The future of all liberated areas outside Jerusalem is uncertain. So said MK Gideon Ezra, a former Cabinet minister in both Ariel Sharon’s and Ehud Olmert’s governments and now a Knesset Member of Kadima, during a tour by the Knesset Foreign Affairs and Defense Committee’s subcommittee on Judea and Samaria Affairs.

The tour was a cooperative venture organized by Likud MKs Ze’ev Elkin (the subcommittee chairman) and Tzipi Hotobeli, and by the Shomron Regional Council. Nearly all the other members of the subcommittee attended: Ezra, Michael Ben-Ari, and Nissim Ze’ev.

Asked by Israel National News TV’s Yoni Kempinsky if he supports the proposed compromise with the 45 families living in Migron, Ezra said, “I am always in favor of agreements. But to bring the residents of Migron to Adam, whose future in the future final-status agreement is also not clear, could be a waste of money. It is not logical that they should have to be evacuated twice.”

The “compromise” with Migron -- which Arabs and Peace Now claim was built on land belonging to private Arab owners, though the land has seemingly not been occupied for centuries -- involves the relocation of the 45 Jewish families there to new homes in Adam, a growing community just north of Jerusalem. As Ezra pointed out, however, Adam, too, is located in areas liberated by Israel during the Six Day War of 1967.

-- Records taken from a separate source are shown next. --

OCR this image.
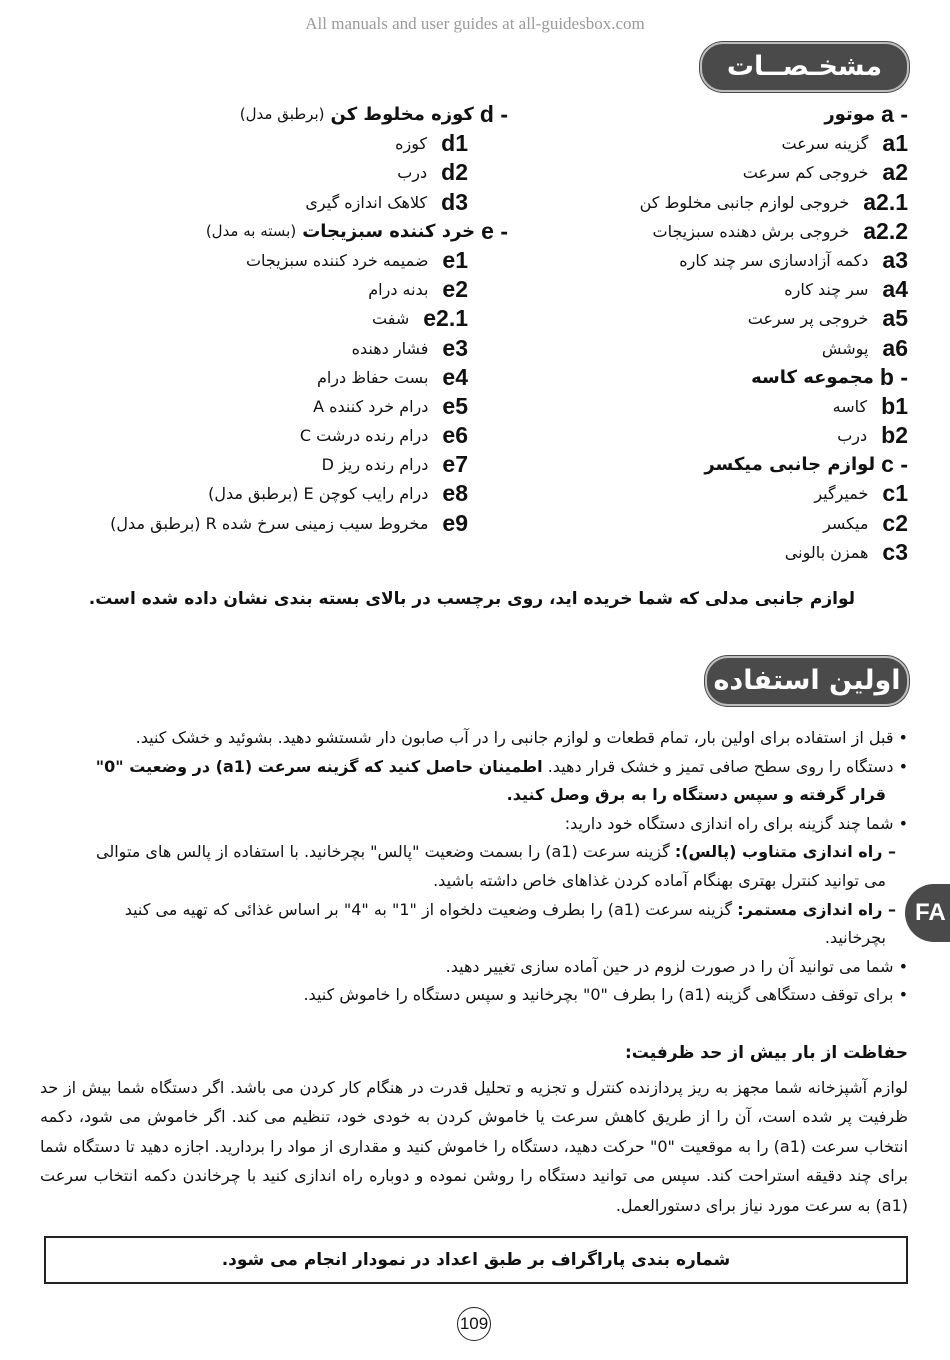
All manuals and user guides at all-guidesbox.com
مشخـصــات
a -
موتور
a1
گزینه سرعت
a2
خروجی کم سرعت
a2.1
خروجی لوازم جانبی مخلوط کن
a2.2
خروجی برش دهنده سبزیجات
a3
دکمه آزادسازی سر چند کاره
a4
سر چند کاره
a5
خروجی پر سرعت
a6
پوشش
b -
مجموعه کاسه
b1
کاسه
b2
درب
c -
لوازم جانبی میکسر
c1
خمیرگیر
c2
میکسر
c3
همزن بالونی
d -
کوزه مخلوط کن
(برطبق مدل)
d1
کوزه
d2
درب
d3
کلاهک اندازه گیری
e -
خرد کننده سبزیجات
(بسته به مدل)
e1
ضمیمه خرد کننده سبزیجات
e2
بدنه درام
e2.1
شفت
e3
فشار دهنده
e4
بست حفاظ درام
e5
درام خرد کننده A
e6
درام رنده درشت C
e7
درام رنده ریز D
e8
درام رایب کوچن E (برطبق مدل)
e9
مخروط سیب زمینی سرخ شده R (برطبق مدل)
لوازم جانبی مدلی که شما خریده اید، روی برچسب در بالای بسته بندی نشان داده شده است.
اولین استفاده

• قبل از استفاده برای اولین بار، تمام قطعات و لوازم جانبی را در آب صابون دار شستشو دهید. بشوئید و خشک کنید.

• دستگاه را روی سطح صافی تمیز و خشک قرار دهید. اطمینان حاصل کنید که گزینه سرعت (a1) در وضعیت "0"

قرار گرفته و سپس دستگاه را به برق وصل کنید.

• شما چند گزینه برای راه اندازی دستگاه خود دارید:

– راه اندازی متناوب (پالس): گزینه سرعت (a1) را بسمت وضعیت "پالس" بچرخانید. با استفاده از پالس های متوالی

می توانید کنترل بهتری بهنگام آماده کردن غذاهای خاص داشته باشید.

– راه اندازی مستمر: گزینه سرعت (a1) را بطرف وضعیت دلخواه از "1" به "4" بر اساس غذائی که تهیه می کنید

بچرخانید.

• شما می توانید آن را در صورت لزوم در حین آماده سازی تغییر دهید.

• برای توقف دستگاهی گزینه (a1) را بطرف "0" بچرخانید و سپس دستگاه را خاموش کنید.

حفاظت از بار بیش از حد ظرفیت:
لوازم آشپزخانه شما مجهز به ریز پردازنده کنترل و تجزیه و تحلیل قدرت در هنگام کار کردن می باشد. اگر دستگاه شما بیش از حد ظرفیت پر شده است، آن را از طریق کاهش سرعت یا خاموش کردن به خودی خود، تنظیم می کند. اگر خاموش می شود، دکمه انتخاب سرعت (a1) را به موقعیت "0" حرکت دهید، دستگاه را خاموش کنید و مقداری از مواد را بردارید. اجازه دهید تا دستگاه شما برای چند دقیقه استراحت کند. سپس می توانید دستگاه را روشن نموده و دوباره راه اندازی کنید با چرخاندن دکمه انتخاب سرعت (a1) به سرعت مورد نیاز برای دستورالعمل.
شماره بندی پاراگراف بر طبق اعداد در نمودار انجام می شود.
109
FA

The subcommittee members visited thriving communities that were abruptly categorized as “unauthorized” upon the publication of the Sasson Report, which was commissioned several years ago by then-Prime Minister Ariel Sharon. Its author was Attorney Talia Sasson - who, it was pointed out by Shomron Regional Council Chairman Gershon Mesika, ran for a spot on the ultra-left Meretz party list in the last elections.

Among the towns the MKs visited were Bruchin, Rechelim, and the Givat HaYovel neighborhood in Eli - and they held an official subcommittee session in Nofei Nechemiah.

In Bruchin, for instance, the MKs learned that though the Housing Ministry built 50 houses there, and started work on 50 more, and though it is missing only one signature for final approval – that of Defense Minister Ehud Barak – the town is listed officially as “unauthorized.”

In Rechelim, the 35 families have 150 children. Though the Education Ministry has approved a new kindergarten, the Defense Ministry is holding up its approval - for solely political reasons, town officials say. "The defense minister's representative was here himself," said Mesika, "and said he would never send his grandchildren to a kindergarten as crowded as this one."

MK Hotobeli said, "The first goal is to [realize] that the outposts are not what you think; they are not stolen and were not established illegally. They are places authorized by many governments throughout the years."